Witten. Die Kripo hat allein im vorigen Jahr 25 Mordkommissionen eingerichtet – so viele wie sonst für alle Tötungsarten.

Polizei und Justiz müssen immer öfter schwere Messerattacken aufklären. „Wir haben im vergangenen Jahr so viele Mordkommissionen einsetzen müssen wegen der Verwendung von Messern wie in den anderen Jahren für alle Tötungsformen: erschlagen, erschießen, erwürgen“, sagte Andreas Dickel, Chef der Kripo Bochum, die auch für Witten zuständig ist.
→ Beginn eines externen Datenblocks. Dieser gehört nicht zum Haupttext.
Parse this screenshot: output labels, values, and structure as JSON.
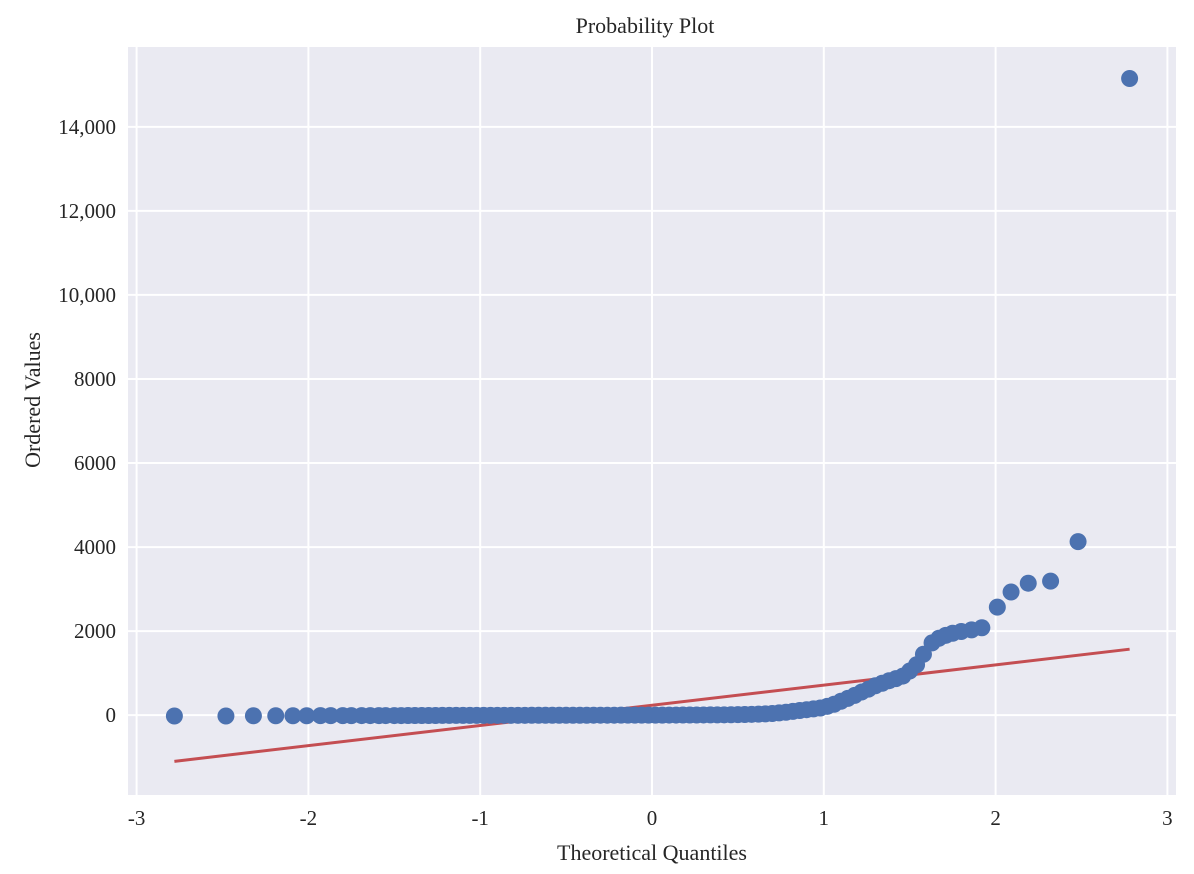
{
  "chart_data": {
    "type": "scatter",
    "title": "Probability Plot",
    "xlabel": "Theoretical Quantiles",
    "ylabel": "Ordered Values",
    "xlim": [
      -3.05,
      3.05
    ],
    "ylim": [
      -1900,
      15900
    ],
    "grid": true,
    "xticks": [
      -3,
      -2,
      -1,
      0,
      1,
      2,
      3
    ],
    "xtick_labels": [
      "-3",
      "-2",
      "-1",
      "0",
      "1",
      "2",
      "3"
    ],
    "yticks": [
      0,
      2000,
      4000,
      6000,
      8000,
      10000,
      12000,
      14000
    ],
    "ytick_labels": [
      "0",
      "2000",
      "4000",
      "6000",
      "8000",
      "10,000",
      "12,000",
      "14,000"
    ],
    "colors": {
      "background": "#eaeaf2",
      "grid": "#ffffff",
      "points": "#4c72b0",
      "fit_line": "#c44e52"
    },
    "series": [
      {
        "kind": "points",
        "x": [
          -2.78,
          -2.48,
          -2.32,
          -2.19,
          -2.09,
          -2.01,
          -1.93,
          -1.87,
          -1.8,
          -1.75,
          -1.69,
          -1.64,
          -1.59,
          -1.55,
          -1.5,
          -1.46,
          -1.42,
          -1.38,
          -1.34,
          -1.3,
          -1.26,
          -1.22,
          -1.18,
          -1.14,
          -1.1,
          -1.06,
          -1.02,
          -0.98,
          -0.94,
          -0.9,
          -0.86,
          -0.82,
          -0.78,
          -0.74,
          -0.7,
          -0.66,
          -0.62,
          -0.58,
          -0.54,
          -0.5,
          -0.46,
          -0.42,
          -0.38,
          -0.34,
          -0.3,
          -0.26,
          -0.22,
          -0.18,
          -0.14,
          -0.1,
          -0.06,
          -0.02,
          0.02,
          0.06,
          0.1,
          0.14,
          0.18,
          0.22,
          0.26,
          0.3,
          0.34,
          0.38,
          0.42,
          0.46,
          0.5,
          0.54,
          0.58,
          0.62,
          0.66,
          0.7,
          0.74,
          0.78,
          0.82,
          0.86,
          0.9,
          0.94,
          0.98,
          1.02,
          1.06,
          1.1,
          1.14,
          1.18,
          1.22,
          1.26,
          1.3,
          1.34,
          1.38,
          1.42,
          1.46,
          1.5,
          1.54,
          1.58,
          1.63,
          1.67,
          1.71,
          1.75,
          1.8,
          1.86,
          1.92,
          2.01,
          2.09,
          2.19,
          2.32,
          2.48,
          2.78
        ],
        "y": [
          -20,
          -20,
          -15,
          -15,
          -15,
          -15,
          -12,
          -12,
          -12,
          -12,
          -10,
          -10,
          -10,
          -10,
          -10,
          -10,
          -8,
          -8,
          -8,
          -8,
          -8,
          -6,
          -6,
          -6,
          -6,
          -6,
          -5,
          -5,
          -5,
          -5,
          -4,
          -4,
          -4,
          -4,
          -3,
          -3,
          -3,
          -3,
          -2,
          -2,
          -2,
          -2,
          -2,
          -1,
          -1,
          -1,
          -1,
          0,
          0,
          0,
          0,
          0,
          1,
          1,
          2,
          2,
          3,
          3,
          4,
          5,
          6,
          7,
          8,
          10,
          12,
          15,
          20,
          25,
          30,
          40,
          55,
          70,
          90,
          110,
          130,
          150,
          170,
          210,
          260,
          330,
          400,
          470,
          550,
          620,
          700,
          760,
          820,
          870,
          930,
          1050,
          1200,
          1450,
          1720,
          1830,
          1900,
          1950,
          1990,
          2030,
          2080,
          2570,
          2930,
          3140,
          3190,
          4130,
          15150
        ]
      },
      {
        "kind": "line",
        "x": [
          -2.78,
          2.78
        ],
        "y": [
          -1100,
          1570
        ]
      }
    ]
  }
}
Im Durchschnitt wurden jährlich 25 Mordkommissionen eingerichtet, 2018 waren es aber 43 – und davon befassten sich 25 mit einem lebensgefährlichen Angriff mit einem Messer. Die Zahlen gelten für alle drei Städte des Bochumer Polizeibezirks, auch Herne und Witten.

„Eindeutig hat der Einsatz von Messern zur Konfliktlösung zugenommen“, sagt Dickel. Die Konsequenzen sind katastrophal, sowohl was Leib und Leben der Opfer betrifft als auch die Zukunft der Täter. Ein Beispiel von vielen: Gerade erst wurde vom Landgericht das Urteil über den 15-Jährigen gesprochen, der einen 18-Jährigen im Stadtpark mit einem Messer attackiert hatte – die Verletzung war lebensbedrohlich, die Ärzte konnten den jungen Mann retten.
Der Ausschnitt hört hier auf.